Oggi il De Luca del miracolo suona come una campana rotta: i quasi ottocento contagi al giorno, i morti di Covid che aumentano. Non può essere tutta colpa sua, non è possibile che non sia anche colpa sua. La Regione Campania ha sbagliato a non concentrarsi sulle infrastrutture necessarie ad arginare la nuova ondata di contagi: dove sono gli apparecchi per fare più tamponi? Li stanno comprando ora (ad ottobre!). Dove sono gli ospedali Covid modulari per le terapie intensive? Li stanno collaudando e aprendo ora (a ottobre!). Non ci sono i nuovi medici e i nuovi infermieri, non ci sono i nuovi anestesisti: il sistema sanitario della Regione, a partire dall'ospedale Cardarelli di Napoli in giù è e continua ad essere fallace e disastroso. Eravamo sicuri che la Campania non avesse realizzato un miracolo e non perché siamo contro il Sud o contro Napoli o contro Salerno. Perché chiunque di noi abbia una minima esperienza di ospedali sa benissimo qual è la situazione dei ricoveri, delle cure, delle liste d'attese, dei ticket.

Domanda necessaria: che avete fatto da marzo a oggi? Risposta possibile? Niente, se non la campagna elettorale.

Oggi Vincenzo De Luca non vuole che nessuna telecamera, nessun microfono, nessun taccuino varchi la soglia degli ospedali della Campania, in particolare dell'ospedale Cotugno. Ma quando ha fatto comodo il Cotugno, quando dopo un servizio giornalistico di Sky International lo stesso governatore lo definiva «eccellenza mondiale» le telecamere facevano bene alla salute e ai sondaggi elettorali?

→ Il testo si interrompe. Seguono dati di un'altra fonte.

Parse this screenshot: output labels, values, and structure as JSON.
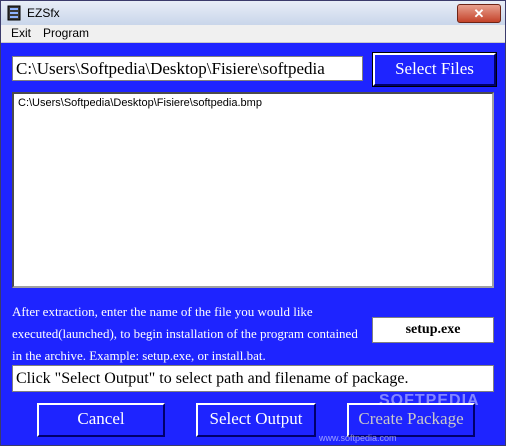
{
  "window": {
    "title": "EZSfx",
    "close_icon": "close-icon",
    "app_icon": "app-icon"
  },
  "menu": {
    "items": [
      "Exit",
      "Program"
    ]
  },
  "files": {
    "path_value": "C:\\Users\\Softpedia\\Desktop\\Fisiere\\softpedia",
    "select_files_label": "Select Files",
    "list": [
      "C:\\Users\\Softpedia\\Desktop\\Fisiere\\softpedia.bmp"
    ]
  },
  "execute": {
    "instructions": "After extraction, enter the name of the file you would like executed(launched), to begin installation of the program contained in the archive. Example: setup.exe, or install.bat.",
    "value": "setup.exe"
  },
  "status": {
    "text": "Click \"Select Output\" to select path and filename of package."
  },
  "buttons": {
    "cancel": "Cancel",
    "select_output": "Select Output",
    "create_package": "Create Package"
  },
  "watermark": {
    "text": "SOFTPEDIA",
    "url": "www.softpedia.com"
  },
  "colors": {
    "background": "#1e24ff",
    "disabled_text": "#c8c8c8"
  }
}
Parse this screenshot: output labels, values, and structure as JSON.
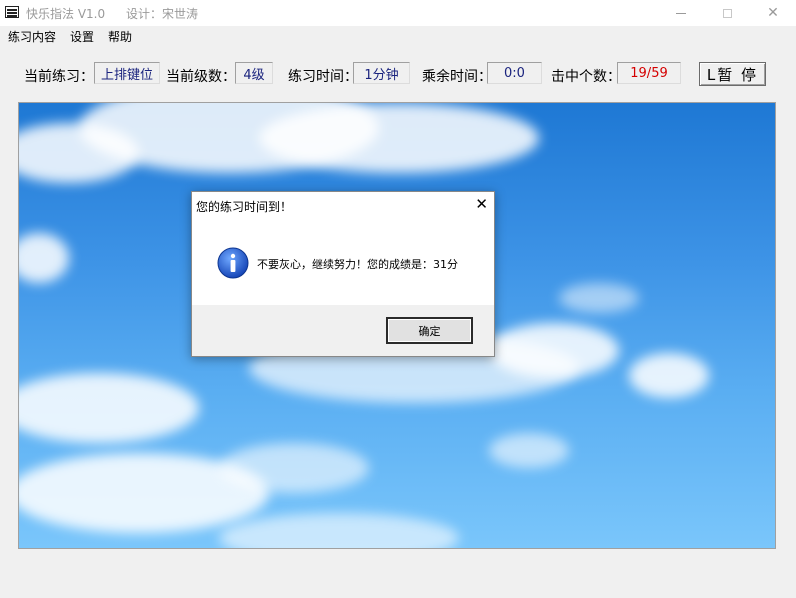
{
  "window": {
    "title": "快乐指法 V1.0",
    "designer": "设计：宋世涛",
    "icons": {
      "app": "keyboard-icon",
      "minimize": "minimize-icon",
      "maximize": "maximize-icon",
      "close": "close-icon"
    }
  },
  "menu": {
    "items": [
      "练习内容",
      "设置",
      "帮助"
    ]
  },
  "status": {
    "current_practice_label": "当前练习：",
    "current_practice_value": "上排键位",
    "current_level_label": "当前级数：",
    "current_level_value": "4级",
    "practice_time_label": "练习时间：",
    "practice_time_value": "1分钟",
    "remaining_time_label": "乘余时间：",
    "remaining_time_value": "0:0",
    "hits_label": "击中个数：",
    "hits_value": "19/59",
    "hits_color": "#d40000",
    "pause_label": "L暂  停"
  },
  "dialog": {
    "title": "您的练习时间到！",
    "close_glyph": "✕",
    "icon": "info-icon",
    "message": "不要灰心，继续努力！您的成绩是：31分",
    "ok_label": "确定"
  }
}
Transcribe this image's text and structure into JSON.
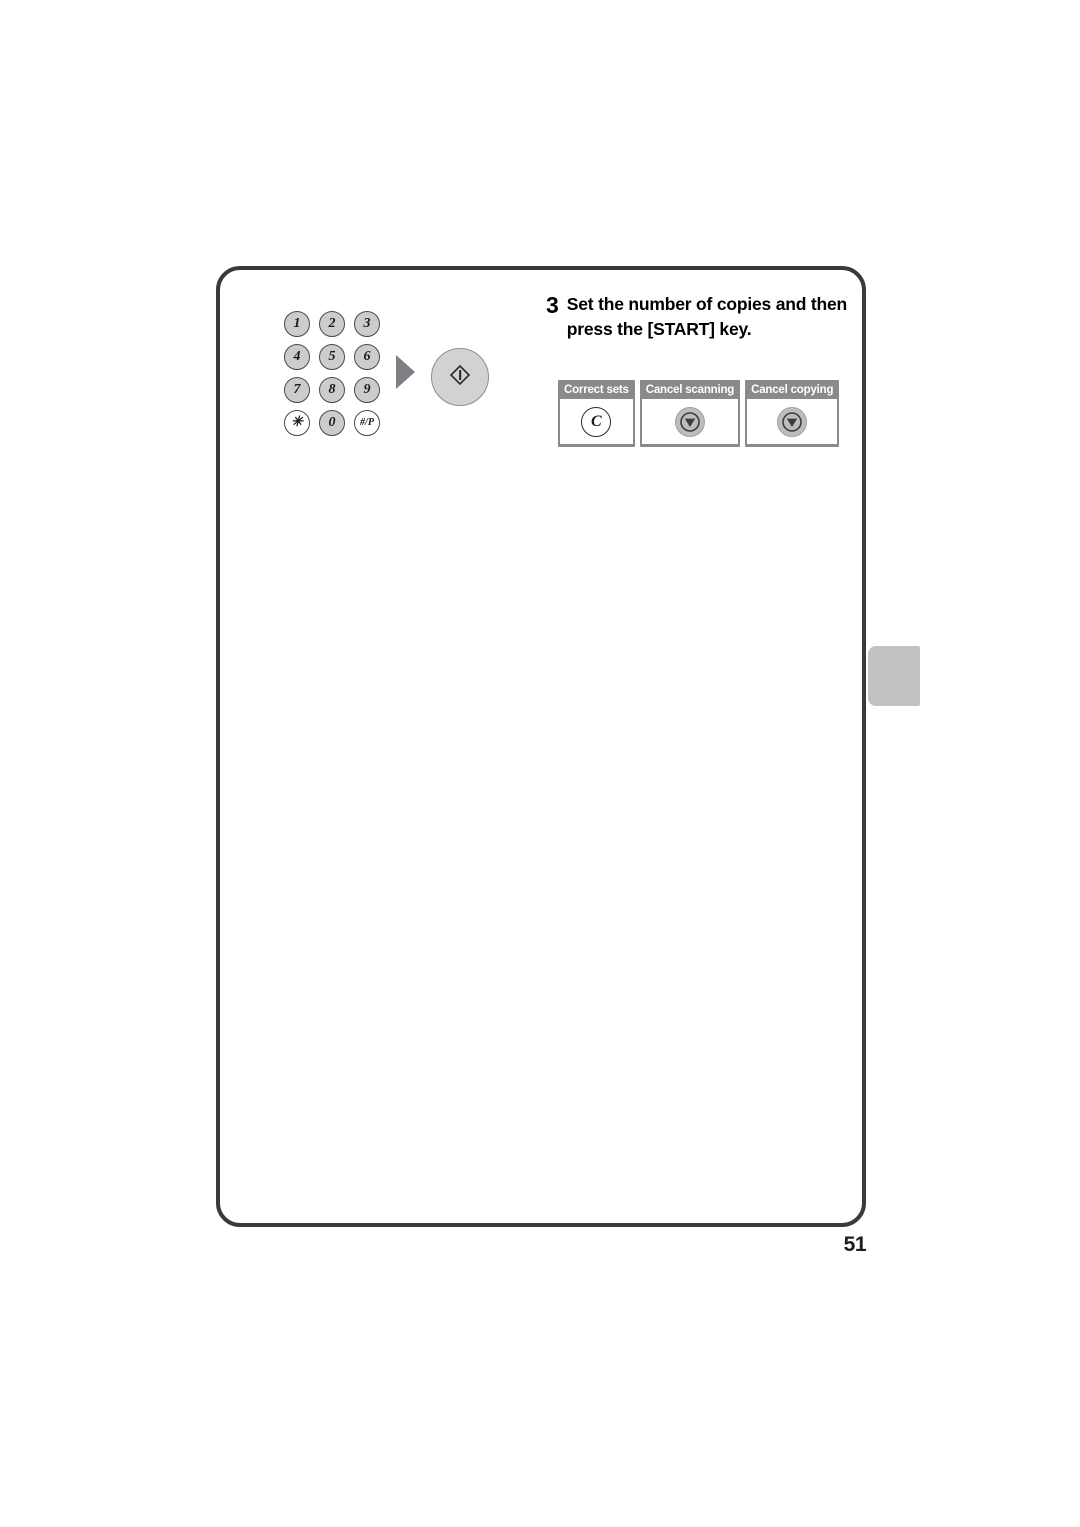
{
  "page": {
    "number": "51"
  },
  "step": {
    "number": "3",
    "instruction": "Set the number of copies and then press the [START] key."
  },
  "keypad": {
    "keys": [
      {
        "label": "1",
        "style": "gray"
      },
      {
        "label": "2",
        "style": "gray"
      },
      {
        "label": "3",
        "style": "gray"
      },
      {
        "label": "4",
        "style": "gray"
      },
      {
        "label": "5",
        "style": "gray"
      },
      {
        "label": "6",
        "style": "gray"
      },
      {
        "label": "7",
        "style": "gray"
      },
      {
        "label": "8",
        "style": "gray"
      },
      {
        "label": "9",
        "style": "gray"
      },
      {
        "label": "✳",
        "style": "white"
      },
      {
        "label": "0",
        "style": "gray"
      },
      {
        "label": "#/P",
        "style": "white"
      }
    ]
  },
  "start_button": {
    "icon": "start-diamond-icon"
  },
  "function_boxes": [
    {
      "label": "Correct sets",
      "icon": "clear-c-icon",
      "icon_text": "C"
    },
    {
      "label": "Cancel scanning",
      "icon": "stop-icon",
      "icon_text": ""
    },
    {
      "label": "Cancel copying",
      "icon": "stop-icon",
      "icon_text": ""
    }
  ],
  "colors": {
    "frame_border": "#3a3a3a",
    "key_fill": "#cccccc",
    "box_header": "#8a8a8a",
    "arrow": "#7d7f82",
    "tab": "#c2c2c2"
  }
}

Senza l'occhio dei giornalisti nelle terapie intensive non avremmo mai saputo che stava succedendo lì dove i morti venivano alzati coi camion dell'Esercito. Ora che in Campania la situazione non è da «andrà tutto bene» ma è da «nzomma…» come da ironico cartello di sagace napoletano, non possiamo chiudere tutto e aspettare che passi. Non possiamo obbedire come in una caserma. Si badi bene, non è «dittatura sanitaria» o paura di app come Immuni (come dichiara il sindaco di Napoli, un altro genio della tecnologia e della politica). È voglia, anzi diritto di non spegnere il cervello e cercare di capire, ma capire tutto, ‘o bbuono e ‘o malamente. De Luca smetta di insultare chiunque sui social e si limiti a fare l'istituzione: a settanta e più anni dovrebbe aver capito che è su una bruttissima china e se tira troppo la corda rischia davvero di rompere il rapporto tra l'istituzione e il cittadino (per usare un eufemismo).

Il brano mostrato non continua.